歯がうずくと、痛みが強くならないか、歯科医院を受診した方がよいのか不安になる方もいるでしょう。
歯がうずく原因はさまざまで、原因によって治療法や対処法が異なります。
一時的に落ち着く場合もありますが、むし歯や歯周病などが関係している場合は、放置すると症状が進行することがあります。
この記事では、歯がうずく原因や対処法、治療後にうずきが出る場合、すぐに歯科医院へ行けないときの応急処置について解説します。
この記事の目次
1.原因① むし歯
むし歯が進行し、歯の内部にある歯髄やその周囲に炎症が起こると、歯がうずくように感じることがあります。
1-1 対処例:むし歯の治療
むし歯が原因の場合は、歯科医院で原因に応じた治療を受けましょう。
むし歯が比較的小さい場合は、むし歯部分を取り除き、詰め物で修復する治療が行われます。
一方で、むし歯が歯髄に近い部分や歯の根まで進行している場合には、根管治療が必要になることがあります。
根管治療では、感染した歯髄や根管内の汚染された部分を取り除き、洗浄・消毒したうえで薬剤を詰め、細菌が再び入り込まないよう封鎖します。
2.原因② 歯周病
歯周病によって歯がうずくように感じる場合があります。
歯周病は、歯を支える歯ぐきや歯槽骨などの歯周組織に炎症が起こる病気です。
初期段階では自覚症状が少なく、気づかないうちに進行することがあります。
歯周病の早期発見には、定期的に歯科医院を受診することが大切です。
体調不良や疲労などによって、歯ぐきの腫れや違和感が出やすくなる場合もあります。
※歯肉炎とは、歯垢(プラーク)などが原因で歯ぐきに炎症が起こっている状態です。歯ぐきが赤く腫れる、歯磨き時に出血しやすい、歯ぐきに違和感があるといった症状がみられることがあります。

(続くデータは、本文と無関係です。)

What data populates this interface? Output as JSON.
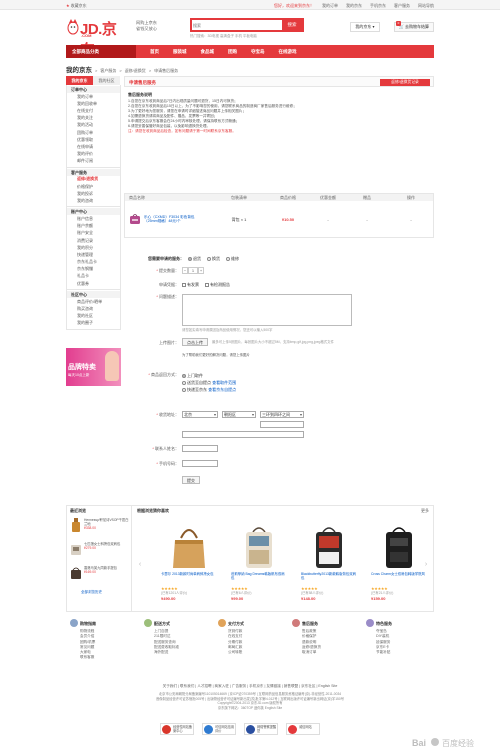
{
  "topbar": {
    "favorite": "收藏京东",
    "user": "您好，欢迎来到京东！",
    "links": [
      "我的订单",
      "我的京东",
      "手机京东",
      "客户服务",
      "网站导航"
    ]
  },
  "header": {
    "logo_text": "JD.京东",
    "logo_sub": ".COM",
    "slogan": [
      "网购上京东",
      "省钱又放心"
    ],
    "search_placeholder": "搜索",
    "search_button": "搜索",
    "hotwords": "热门搜索：3D电视  高清盒子  手机  平板电脑",
    "myjd": "我的京东",
    "cart": "去购物车结算",
    "cart_count": "0"
  },
  "nav": {
    "all_categories": "全部商品分类",
    "items": [
      "首页",
      "服装城",
      "食品城",
      "团购",
      "夺宝岛",
      "在线游戏"
    ]
  },
  "breadcrumb": {
    "title": "我的京东",
    "path": [
      "客户服务",
      "返修/退换货",
      "申请售后服务"
    ]
  },
  "sidebar": {
    "tabs": [
      "我的京东",
      "我的社区"
    ],
    "groups": [
      {
        "title": "订单中心",
        "items": [
          "我的订单",
          "我的回收单",
          "在线支付",
          "我的关注",
          "我的活动",
          "团购订单",
          "优惠领取",
          "在线申请",
          "我的评价",
          "邮件订阅"
        ]
      },
      {
        "title": "客户服务",
        "items": [
          "返修/退换货",
          "价格保护",
          "我的投诉",
          "我的咨询"
        ]
      },
      {
        "title": "账户中心",
        "items": [
          "账户信息",
          "账户余额",
          "账户安全",
          "消费记录",
          "我的积分",
          "快递管理",
          "京东礼品卡",
          "京东钢镚",
          "礼品卡",
          "优惠券"
        ]
      },
      {
        "title": "社区中心",
        "items": [
          "商品评价/晒单",
          "购买咨询",
          "我的社区",
          "我的圈子"
        ]
      }
    ],
    "active_item": "返修/退换货",
    "promo_title": "品牌特卖",
    "promo_sub": "每天10点上新"
  },
  "main": {
    "header_title": "申请售后服务",
    "header_button": "返修/退换货记录",
    "notice_title": "售后服务说明",
    "notice_lines": [
      "1.自您在京东收到商品后7日内出现质量问题可退货，15日内可换货；",
      "2.自您在京东收到商品后15日以上，为了不影响您的使用，请您联系商品的制造商厂家售后服务进行维修；",
      "3.为了更好地为您服务，请您在申请时详细描述商品问题并上传相关图片；",
      "4.如需退换货请将商品及配件、赠品、发票等一并寄回；",
      "5.申请提交后京东客服会在24小时内审核处理，请保持联系方式畅通；",
      "6.请您妥善保管好商品包装，以免影响退换货处理。"
    ],
    "notice_red": "注：请您在收到商品后检查，如有问题请于第一时间联系京东客服。",
    "table_headers": [
      "商品名称",
      "包装清单",
      "商品价格",
      "优惠金额",
      "赠品",
      "操作"
    ],
    "product": {
      "name": "乐心（CXMD）F3034 彩色背包（25mm规格）48元/个",
      "pack": "背包 × 1",
      "price": "¥10.50",
      "discount": "-",
      "gift": "-",
      "action": "-"
    }
  },
  "form": {
    "service_label": "您需要申请的服务：",
    "service_options": [
      "退货",
      "换货",
      "维修"
    ],
    "service_selected": 0,
    "qty_label": "提交数量：",
    "qty_value": "1",
    "qty_hint": "",
    "invoice_label": "申请凭据：",
    "invoice_options": [
      "有发票",
      "有检测报告"
    ],
    "desc_label": "问题描述：",
    "desc_hint": "请您如实填写申请原因及商品使用情况，您还可以输入500字",
    "upload_label": "上传图片：",
    "upload_btn": "点击上传",
    "upload_hint": "为了帮助我们更好的解决问题，请您上传图片",
    "upload_note": "最多可上传5张图片，每张图片大小不超过5M，支持bmp,gif,jpg,png,jpeg格式文件",
    "return_label": "商品返回方式：",
    "return_options": [
      "上门取件",
      "送货至自提点",
      "快递至京东"
    ],
    "return_links": [
      "查看取件范围",
      "查看京东自提点"
    ],
    "address_label": "收货地址：",
    "province": "北京",
    "city": "朝阳区",
    "district": "三环到四环之间",
    "contact_label": "联系人姓名：",
    "phone_label": "手机号码：",
    "submit": "提交"
  },
  "bottom": {
    "browsed_title": "最近浏览",
    "rec_title": "根据浏览猜你喜欢",
    "more": "更多",
    "browsed": [
      {
        "name": "Hennessy/轩尼诗VSOP干邑白兰地",
        "price": "¥338.00"
      },
      {
        "name": "七匹狼女士斜挎包双肩包",
        "price": "¥279.00"
      },
      {
        "name": "香港马英九同款手提包",
        "price": "¥169.00"
      }
    ],
    "browsed_more": "全部浏览历史",
    "goods": [
      {
        "name": "卡瑟尔 2013新款时尚单肩斜挎女包",
        "reviews": "(已有1201人评价)",
        "price": "¥490.00"
      },
      {
        "name": "芭莉菲纳 Bag Dreams韩版帆布双肩包",
        "reviews": "(已有6人评价)",
        "price": "¥99.00"
      },
      {
        "name": "Blackbutterfly2013新款韩版背包双肩包",
        "reviews": "(已有58人评价)",
        "price": "¥148.00"
      },
      {
        "name": "Cross Charm女士双肩包韩版学院风",
        "reviews": "(已有21人评价)",
        "price": "¥159.00"
      }
    ]
  },
  "footer": {
    "columns": [
      {
        "title": "购物指南",
        "items": [
          "购物流程",
          "会员介绍",
          "团购/机票",
          "常见问题",
          "大家电",
          "联系客服"
        ]
      },
      {
        "title": "配送方式",
        "items": [
          "上门自提",
          "211限时达",
          "配送服务查询",
          "配送费收取标准",
          "海外配送"
        ]
      },
      {
        "title": "支付方式",
        "items": [
          "货到付款",
          "在线支付",
          "分期付款",
          "邮局汇款",
          "公司转账"
        ]
      },
      {
        "title": "售后服务",
        "items": [
          "售后政策",
          "价格保护",
          "退款说明",
          "返修/退换货",
          "取消订单"
        ]
      },
      {
        "title": "特色服务",
        "items": [
          "夺宝岛",
          "DIY装机",
          "延保服务",
          "京东E卡",
          "节能补贴"
        ]
      }
    ],
    "links": "关于我们 | 联系我们 | 人才招聘 | 商家入驻 | 广告服务 | 手机京东 | 友情链接 | 销售联盟 | 京东社区 | English Site",
    "copy": [
      "北京市公安局朝阳分局备案编号110105014669 | 京ICP证070359号 | 互联网药品信息服务资格证编号(京)-非经营性-2011-0034",
      "音像制品经营许可证苏宿批005号 | 出版物经营许可证编号新出发(苏)批字第N-012号 | 互联网出版许可证编号新出网证(京)字150号",
      "Copyright©2004-2013  京东JD.com 版权所有",
      "京东旗下网站：360TOP  迷你挑  English Site"
    ],
    "badges": [
      "经营性网站备案中心",
      "可信网站信用评价",
      "网络警察提醒您",
      "诚信网站"
    ]
  },
  "watermark": "Bai 百度经验"
}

※歯周炎とは、歯肉炎が進行し、歯を支える組織に炎症が及んだ状態です。歯ぐきの腫れや出血、口臭、歯周ポケットの深まり、歯の動揺などがみられることがあります。

2-1 対処例:プラークコントロールでセルフケア
歯周病は、主にプラーク中の細菌が原因で起こります。
そのため、毎日の歯磨きやデンタルフロス、歯間ブラシなどを使ったプラークコントロールが重要です。
歯と歯ぐきの境目や歯と歯の間は磨き残しが出やすいため、丁寧に清掃しましょう。
2-2 対処例:歯科医院で歯石除去
歯石は歯磨きでは取り除けません。
歯石が付着するとプラークがたまりやすくなり、歯周病の進行に関係することがあります。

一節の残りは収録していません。